И только деду Алеша мог бы сказать, да и то кратко:
— Ну и бардак тут у вас.
На что дед отвечал:
— А у вас там что, сплошной порядок был? Ты помнишь, что такое сообщающиеся сосуды? Не может в единой их системе половина воды мутнеть, а половина оставаться чистой…
Родителей не было дома, и он первый раз примерял перед зеркалом костюм, купленный к его приезду, — солидный, темно-серый. Примерял не без интереса и все же с каким-то внутренним сопротивлением, смягчая его ироничностью человека, просто отвыкшего за два года от цивильной одежды: «Я в нем, как автомат в футляре для виолончели». Галстук решил не надевать. Взял из своей пенсии четвертной, вытащил сумочку, засунутую под белье. Ею он тоже еще не пользовался — мягкая искусственная кожа блестела и пахла пропитавшим ее лаком. Сумочка от Тони. Однажды, увидев его у гастронома с распертой свертками красной авоськой, откуда торчали мерзлые куриные лапы с лохмотьями облупившейся кожицы, Тоня сказала:
— Ты что, не можешь себе сумку купить?
— Какая разница! — отмахнулся.
— Делай, что хочешь, ходи в чем угодно, — кивнула на его комбинезон. — Но не до смешного.
— Смешно? — он поднял до уровня ее лица авоську, чувствуя, как напряглись мышцы. — Смейся…
Как-то в очередной раз оставшись у нее, сидел на кухне, нарезал на дощечке кубиками картофелины, отваренные в мундире, соленые огурцы и докторскую колбасу, Тоня обдирала с яиц скорлупу — готовили салат-оливье, его любимое кушанье.
— Подставь бадью. Где майонез?
— Неужели ты все это съешь? — смеялась Тоня, глядя, как он ссыпает все с дощечки в большую эмалированную кастрюлю. — Мы с мамой столько салата делаем, когда гости, человек пять-шесть.
— Могу и ведро.
— Тебя легче убить, чем прокормить.
— Пробовали…
За завтраком она вдруг спросила:
— Когда у тебя день рождения?
— Уже отметил, когда лежал в госпитале.
— Родители
— Угу, — кивнул он, жуя. — Майонезу маловато… Подарили… Всякое там…
Она внезапно поднялась, вышла в другую комнату, он слышал, как скрипнула дверца шкафа.
Тоня вернулась.
— Это тебе, — она держала за ремешок черную сумочку размером с книгу.

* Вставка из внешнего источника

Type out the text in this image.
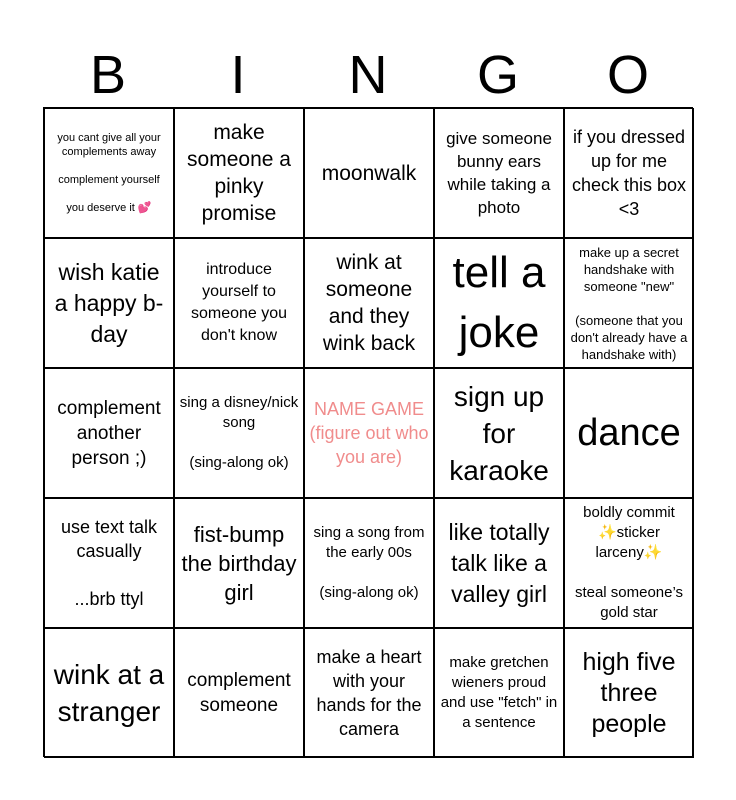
B	I	N	G	O
you cant give all your complements away

complement yourself

you deserve it 💕
make someone a pinky promise
moonwalk
give someone bunny ears while taking a photo
if you dressed up for me check this box <3
wish katie a happy b-day
introduce yourself to someone you don't know
wink at someone and they wink back
tell a joke
make up a secret handshake with someone "new"

(someone that you don't already have a handshake with)
complement another person ;)
sing a disney/nick song

(sing-along ok)
NAME GAME (figure out who you are)
sign up for karaoke
dance
use text talk casually

...brb ttyl
fist-bump the birthday girl
sing a song from the early 00s

(sing-along ok)
like totally talk like a valley girl
boldly commit ✨sticker larceny✨

steal someone’s gold star
wink at a stranger
complement someone
make a heart with your hands for the camera
make gretchen wieners proud and use "fetch" in a sentence
high five three people
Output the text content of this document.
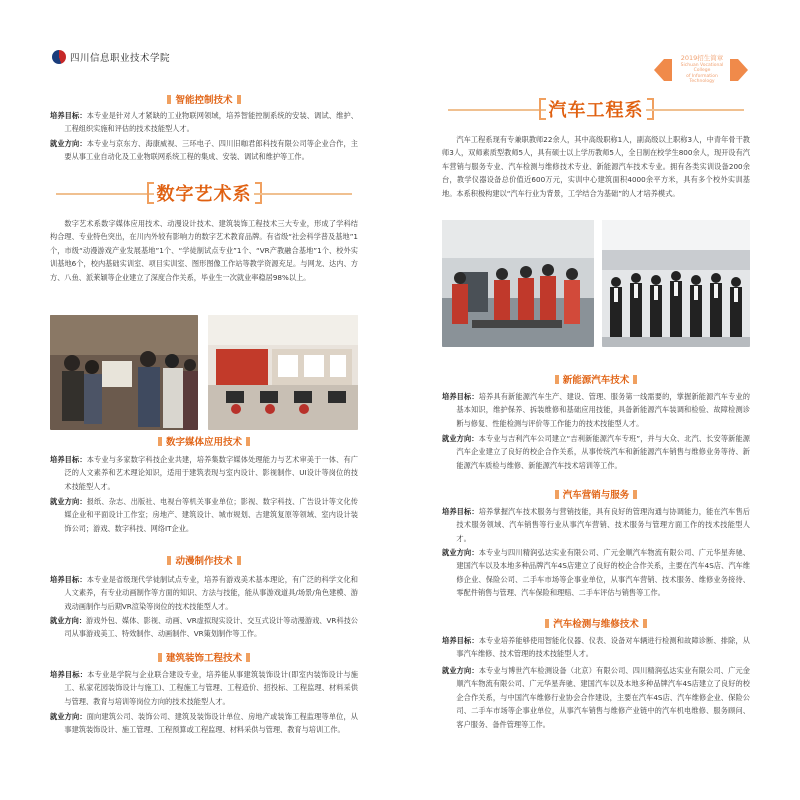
四川信息职业技术学院	2019招生简章
Sichuan Vocational College
of Information
Technology
智能控制技术
培养目标：本专业是针对人才紧缺的工业物联网领域，培养智能控制系统的安装、调试、维护、工程组织实施和评估的技术技能型人才。
就业方向：本专业与京东方、海康威视、三环电子、四川旧咖君郎科技有限公司等企业合作，主要从事工业自动化及工业物联网系统工程的集成、安装、调试和维护等工作。
数字艺术系
数字艺术系数字媒体应用技术、动漫设计技术、建筑装饰工程技术三大专业，形成了学科结构合理、专业特色突出，在川内外较有影响力的数字艺术教育品牌。有省级“社会科学普及基地”1个，市级“动漫游戏产业发展基地”1个、“学徒制试点专业”1个、“VR产教融合基地”1个、校外实训基地6个，校内基础实训室、项目实训室、图形图像工作站等教学资源充足。与网龙、达内、方方、八鱼、派莱颖等企业建立了深度合作关系，毕业生一次就业率稳居98%以上。
数字媒体应用技术
培养目标：本专业与多家数字科技企业共建，培养集数字媒体处理能力与艺术审美于一体、有广泛的人文素养和艺术理论知识，适用于建筑表现与室内设计、影视制作、UI设计等岗位的技术技能型人才。
就业方向：报纸、杂志、出版社、电视台等机关事业单位；影视、数字科技、广告设计等文化传媒企业和平面设计工作室；房地产、建筑设计、城市规划、古建筑复原等领域、室内设计装饰公司；游戏、数字科技、网络IT企业。
动漫制作技术
培养目标：本专业是省级现代学徒制试点专业，培养有游戏美术基本理论，有广泛的科学文化和人文素养，有专业动画制作等方面的知识、方法与技能，能从事游戏道具/场景/角色建模、游戏动画制作与后期VR渲染等岗位的技术技能型人才。
就业方向：游戏外包、媒体、影视、动画、VR虚拟现实设计、交互式设计等动漫游戏、VR科技公司从事游戏美工、特效制作、动画制作、VR策划制作等工作。
建筑装饰工程技术
培养目标：本专业是学院与企业联合建设专业，培养能从事建筑装饰设计(即室内装饰设计与施工、私家花园装饰设计与施工)、工程施工与管理、工程造价、招投标、工程监理、材料采供与管理、教育与培训等岗位方向的技术技能型人才。
就业方向：面向建筑公司、装饰公司、建筑及装饰设计单位、房地产或装饰工程监理等单位，从事建筑装饰设计、施工管理、工程预算或工程监理、材料采供与管理、教育与培训工作。
汽车工程系
汽车工程系现有专兼职教师22余人，其中高级职称1人，副高级以上职称3人，中青年骨干教师3人，双师素质型教师5人，具有硕士以上学历教师5人，全日制在校学生800余人，现开设有汽车营销与服务专业、汽车检测与维修技术专业、新能源汽车技术专业。拥有各类实训设备200余台，教学仪器设备总价值近600万元，实训中心建筑面积4000余平方米，具有多个校外实训基地。本系积极构建以“汽车行业为背景，工学结合为基础”的人才培养模式。
新能源汽车技术
培养目标：培养具有新能源汽车生产、建设、管理、服务第一线需要的，掌握新能源汽车专业的基本知识，维护保养、拆装维修和基础应用技能，具备新能源汽车装调和检验、故障检测诊断与修复、性能检测与评价等工作能力的技术技能型人才。
就业方向：本专业与吉利汽车公司建立“吉利新能源汽车专班”，并与大众、北汽、长安等新能源汽车企业建立了良好的校企合作关系，从事传统汽车和新能源汽车销售与维修业务等待、新能源汽车质检与维修、新能源汽车技术培训等工作。
汽车营销与服务
培养目标：培养掌握汽车技术服务与营销技能，具有良好的管理沟通与协调能力，能在汽车售后技术服务领域、汽车销售等行业从事汽车营销、技术服务与管理方面工作的技术技能型人才。
就业方向：本专业与四川精润弘达实业有限公司、广元金顺汽车物流有限公司、广元华星奔驰、建国汽车以及本地多种品牌汽车4S店建立了良好的校企合作关系，主要在汽车4S店、汽车维修企业、保险公司、二手车市场等企事业单位，从事汽车营销、技术服务、维修业务接待、零配件销售与管理、汽车保险和理赔、二手车评估与销售等工作。
汽车检测与维修技术
培养目标：本专业培养能够使用智能化仪器、仪表、设备对车辆进行检测和故障诊断、排除，从事汽车维修、技术管理的技术技能型人才。
就业方向：本专业与博世汽车检测设备（北京）有限公司、四川精润弘达实业有限公司、广元金顺汽车物流有限公司、广元华星奔驰、建国汽车以及本地多种品牌汽车4S店建立了良好的校企合作关系，与中国汽车维修行业协会合作建设，主要在汽车4S店、汽车维修企业、保险公司、二手车市场等企事业单位，从事汽车销售与维修产业链中的汽车机电维修、服务顾问、客户服务、备件管理等工作。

Он знал такие — со множеством «молний», разнимавшиеся настолько, что кабана уместить можно.
— Где купила?
— Давно еще. На чеки. Японская.
— Зачем? Это же мужская.
— Понравилась. Красивая. Вот и купила.
— Я не возьму.
Тоня встала, подошла сзади, обняла его за шею, прижалась лицом и, щекоча теплым дыханием, зашептала в ухо:
— Возьми, возьми, возьми… Обижусь, обижусь, обижусь, родненький.
От этого слова почему-то дернуло. Но сдержался, только приподнял голову, освобождаясь из петли ее обнаженных теплых рук, однако Тоня притиснулась сильнее.
— Хорошо, спасибо, — буркнул он…
С черной сумочкой через плечо он шел в магазин-салон для инвалидов Отечественной войны. Шел впервые. С неохотой, с робостью человека, не знающего языка людей, с которыми пригласили общаться.
— Алеша! — окликнул кто-то.
Он обернулся. Доктор Гольцев! Вовкин отец! «Вот это ни к чему», — успел подумать.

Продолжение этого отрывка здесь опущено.